Political Islam ,meanwhile, has itself entered that phase of its existence where, no longer an insurgent banner, it is now a decoration used by powerful states as part of their justification of themselves. Today, it is borne along by Turkey and Iran, and this is its main remaining relevance.
But in both these cases, political Islam is mixed up with a kind of imperial revanchism as the main justifying idea of the regimes. And in any case, this is largely a top down affair, with insurgents re-mustered as military contractors. The former Sunni Islamist rebels of northern Syria, for example – are now trucked and flown hither and thither by the Turkish state and Adnan Tanriverdi’s SADAT company – to Libya, to Azerbaijan. The various militias that the Iranian IRGC raises – Fatemiyun and Zeinabiyun – labor in return for tiny salaries and residency rights to the Shia refugees who make up the ranks .

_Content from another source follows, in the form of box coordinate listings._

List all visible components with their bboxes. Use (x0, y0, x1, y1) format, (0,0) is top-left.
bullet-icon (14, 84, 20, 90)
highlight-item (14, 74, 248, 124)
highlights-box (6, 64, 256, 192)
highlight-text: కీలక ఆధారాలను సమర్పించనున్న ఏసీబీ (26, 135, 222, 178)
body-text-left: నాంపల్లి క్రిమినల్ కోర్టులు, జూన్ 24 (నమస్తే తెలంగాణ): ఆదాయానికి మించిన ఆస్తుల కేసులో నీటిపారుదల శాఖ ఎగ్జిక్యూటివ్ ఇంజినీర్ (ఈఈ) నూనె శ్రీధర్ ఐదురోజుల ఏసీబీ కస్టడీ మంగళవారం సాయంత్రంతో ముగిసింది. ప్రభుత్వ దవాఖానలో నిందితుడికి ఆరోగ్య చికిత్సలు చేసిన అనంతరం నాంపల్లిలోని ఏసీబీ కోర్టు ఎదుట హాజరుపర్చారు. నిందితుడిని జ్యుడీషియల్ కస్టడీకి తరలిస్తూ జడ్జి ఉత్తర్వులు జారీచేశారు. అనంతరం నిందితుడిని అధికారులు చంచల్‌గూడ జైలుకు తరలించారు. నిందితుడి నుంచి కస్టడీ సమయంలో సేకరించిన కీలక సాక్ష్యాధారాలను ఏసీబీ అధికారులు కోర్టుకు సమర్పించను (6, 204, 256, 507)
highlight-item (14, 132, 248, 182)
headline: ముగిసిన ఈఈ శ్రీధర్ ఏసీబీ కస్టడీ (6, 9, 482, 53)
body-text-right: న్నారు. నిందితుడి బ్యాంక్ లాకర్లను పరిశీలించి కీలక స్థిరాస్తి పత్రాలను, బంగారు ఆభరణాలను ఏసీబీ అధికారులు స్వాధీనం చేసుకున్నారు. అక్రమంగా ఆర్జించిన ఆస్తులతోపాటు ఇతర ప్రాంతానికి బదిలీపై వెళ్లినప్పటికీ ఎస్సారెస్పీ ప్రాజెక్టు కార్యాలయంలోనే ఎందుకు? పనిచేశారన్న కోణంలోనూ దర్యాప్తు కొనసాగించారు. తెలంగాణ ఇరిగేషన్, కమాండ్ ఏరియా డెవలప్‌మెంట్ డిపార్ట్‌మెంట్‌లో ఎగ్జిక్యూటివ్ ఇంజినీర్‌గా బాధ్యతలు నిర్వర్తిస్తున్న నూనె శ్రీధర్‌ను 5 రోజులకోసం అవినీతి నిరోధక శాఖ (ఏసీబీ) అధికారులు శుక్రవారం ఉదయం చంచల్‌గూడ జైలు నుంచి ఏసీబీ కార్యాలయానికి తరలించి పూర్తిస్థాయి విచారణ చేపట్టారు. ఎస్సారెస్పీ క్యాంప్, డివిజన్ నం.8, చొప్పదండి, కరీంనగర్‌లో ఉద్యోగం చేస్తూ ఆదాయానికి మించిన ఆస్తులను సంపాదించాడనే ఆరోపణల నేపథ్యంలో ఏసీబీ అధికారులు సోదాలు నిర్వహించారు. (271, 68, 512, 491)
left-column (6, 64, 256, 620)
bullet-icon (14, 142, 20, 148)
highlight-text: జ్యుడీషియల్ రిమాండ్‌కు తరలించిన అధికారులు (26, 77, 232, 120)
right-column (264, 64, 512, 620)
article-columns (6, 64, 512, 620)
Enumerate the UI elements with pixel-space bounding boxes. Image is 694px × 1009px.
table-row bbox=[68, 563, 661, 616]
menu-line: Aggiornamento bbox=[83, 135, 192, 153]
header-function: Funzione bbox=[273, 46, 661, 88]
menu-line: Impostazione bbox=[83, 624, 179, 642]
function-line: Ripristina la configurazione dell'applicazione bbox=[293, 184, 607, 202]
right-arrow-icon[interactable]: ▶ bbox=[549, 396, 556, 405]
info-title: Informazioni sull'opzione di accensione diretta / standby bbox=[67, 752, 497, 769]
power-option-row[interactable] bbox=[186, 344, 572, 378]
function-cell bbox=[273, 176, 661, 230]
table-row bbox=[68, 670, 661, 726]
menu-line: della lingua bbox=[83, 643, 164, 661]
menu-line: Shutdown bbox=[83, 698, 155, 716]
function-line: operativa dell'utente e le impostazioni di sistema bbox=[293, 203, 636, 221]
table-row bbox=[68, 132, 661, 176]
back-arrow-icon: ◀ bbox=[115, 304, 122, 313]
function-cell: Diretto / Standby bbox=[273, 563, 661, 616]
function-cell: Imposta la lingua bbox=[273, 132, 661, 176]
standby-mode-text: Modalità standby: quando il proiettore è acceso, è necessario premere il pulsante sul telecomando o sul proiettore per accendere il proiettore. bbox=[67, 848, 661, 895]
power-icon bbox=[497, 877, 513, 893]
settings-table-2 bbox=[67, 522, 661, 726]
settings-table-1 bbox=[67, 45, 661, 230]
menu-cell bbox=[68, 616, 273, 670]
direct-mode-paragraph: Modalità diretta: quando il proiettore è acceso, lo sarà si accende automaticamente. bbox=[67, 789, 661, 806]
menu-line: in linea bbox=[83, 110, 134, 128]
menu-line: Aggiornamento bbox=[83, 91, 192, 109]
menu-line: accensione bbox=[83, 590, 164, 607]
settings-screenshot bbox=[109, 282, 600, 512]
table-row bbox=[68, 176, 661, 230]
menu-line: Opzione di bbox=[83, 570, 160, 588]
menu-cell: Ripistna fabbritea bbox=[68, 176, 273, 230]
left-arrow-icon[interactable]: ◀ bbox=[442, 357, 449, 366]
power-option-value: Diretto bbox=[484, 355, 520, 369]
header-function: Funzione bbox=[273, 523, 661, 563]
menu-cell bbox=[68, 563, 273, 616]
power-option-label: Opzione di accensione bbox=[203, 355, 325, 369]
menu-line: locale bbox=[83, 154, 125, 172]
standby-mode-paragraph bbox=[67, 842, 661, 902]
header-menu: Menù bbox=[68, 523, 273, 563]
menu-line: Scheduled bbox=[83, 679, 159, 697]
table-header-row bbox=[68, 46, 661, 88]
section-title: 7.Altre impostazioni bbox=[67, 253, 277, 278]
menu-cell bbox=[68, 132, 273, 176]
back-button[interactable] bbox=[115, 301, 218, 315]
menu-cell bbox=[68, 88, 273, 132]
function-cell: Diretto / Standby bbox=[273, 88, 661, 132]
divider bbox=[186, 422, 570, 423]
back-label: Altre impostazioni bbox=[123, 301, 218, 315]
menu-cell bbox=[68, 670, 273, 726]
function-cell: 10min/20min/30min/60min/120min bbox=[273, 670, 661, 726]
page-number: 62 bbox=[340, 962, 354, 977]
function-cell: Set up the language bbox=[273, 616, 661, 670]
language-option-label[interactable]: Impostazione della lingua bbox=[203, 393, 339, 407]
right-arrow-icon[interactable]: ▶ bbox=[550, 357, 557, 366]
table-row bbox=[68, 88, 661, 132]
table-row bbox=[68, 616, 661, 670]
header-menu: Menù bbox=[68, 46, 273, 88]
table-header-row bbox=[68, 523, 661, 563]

If this reminds you of anything, it should. It is a phase that both Arab nationalism and Soviet style communism also passed through, before dissolving. Long after its existence as a revolutionary idea, Arab nationalism became the empty excuse offered by a series of Arab police states for their existence and their repression. And long after the days when it inspired millions, Soviet style communism remained as the justifying ideology of a number of harsh and airless dictatorships in Europe, Asia and Africa.
Political Islam has now entered this phase of its existence. Which means that as an idea, it hardly matters anymore. The states have returned. The Middle East is entering a phase of major power competition. The recent Israel-UAE deal was an important event in this process of alliance crystallization.
Three power blocs are now set to compete in the Gulf, the Mediterranean and across the semi governed spaces of the Arabic speaking world. Two of these – those led by Iran and Turkey – present political Islam in its post insurgent phase. The third, that of Israel, Saudi Arabia, Egypt and the UAE, constitutes the camp of the reaction against insurgent political Islam, which defeated it.
So we are, it appears, at the end or in the closing stages of a trajectory. The trajectory is that of an idea, which came, and rose, and was conquered, and the legacy of which is a broken region and two decades of insurgency and civil war. We didn’t know what was coming, then, in the summer of 2000, in Jerusalem, in the curious interim months between the end of the bright hopes of the 1990s and the thing that was going to replace them. We know now.
As to what will follow, there will be winners and losers. Iran and Turkey will continue to present themselves as representatives of Islamic authenticity and purity. There will be few buyers. One of the characteristics of ideologies in their senile phase, when they become part of the language that regimes use to justify themselves, is that no one is really convinced by them. Not even the people who serve them, and certainly no one else. The game to come is power competition, directed by ruling elites from above. Among the emergent generation, meanwhile, there appears to be a very great cynicism, a perhaps healthy indifference towards all such narratives, and a search mainly for self advancement.
Here in Israel, as in the other areas targeted for destruction by insurgent political Islam, we have come through. And we are well placed to flourish in the period ahead, on condition that we can maintain our own deeply strained social contract – exposed starkly by Covid 19. The idea that first erupted into real consequence in the Arab world in Jerusalem, and which for a moment seemed about to bestride the world, has gone down to defeat. In 2020, 20 years since the outbreak of the Second Intifada, the age of Islamist insurgency in the Middle East appears to have passed.